In the end they didn't leave the city till next morning. The monks' cells on the top of the Fiesole hill were pleasantly cool in the midday scorch, but the stones told stories of centuries of celibacy and isolation and the lack of human heat sent them spinning back into each other's arms. It was as if they had been waiting for an excuse. Rejecting self-sacrifice in favor of greed they played through the rest of the day and into the night and then got up while it was still dark and drove out east into a misty sunrise and the long winding climb up from the valley floor.

Halfway up, the snaking road and the lack of sleep made her carsick, and to keep her mind off her stomach she recounted some half-remembered stories about the countryside.
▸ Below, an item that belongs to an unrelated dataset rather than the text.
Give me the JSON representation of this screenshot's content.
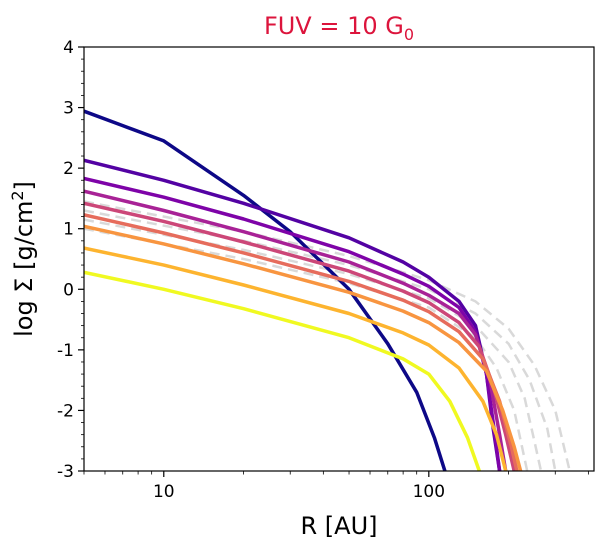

Twenty years before, as part of her Italian journey, she had au paired for a doctor's family in Florence for two months. The children had had a book she remembered now, handed down from their grandmother: witches and demon tales set in the Casentino forests and full of unlikely conjunctions of fate and furies. There had been one about a young girl who, refusing to go to church, lost her soul down a cleft in the rock face and had to climb down into the center of the earth to find it. Valeria, the six-year-old, had made her read it endlessly, captivated by the mix of disobedience and punishment.

She hadn't thought of it for years, but the way the road bit into the rock and the land dropped away, sheer and deep as if a meat cleaver had sliced through it, brought it back to her. She couldn't remember if the story had had a happy ending.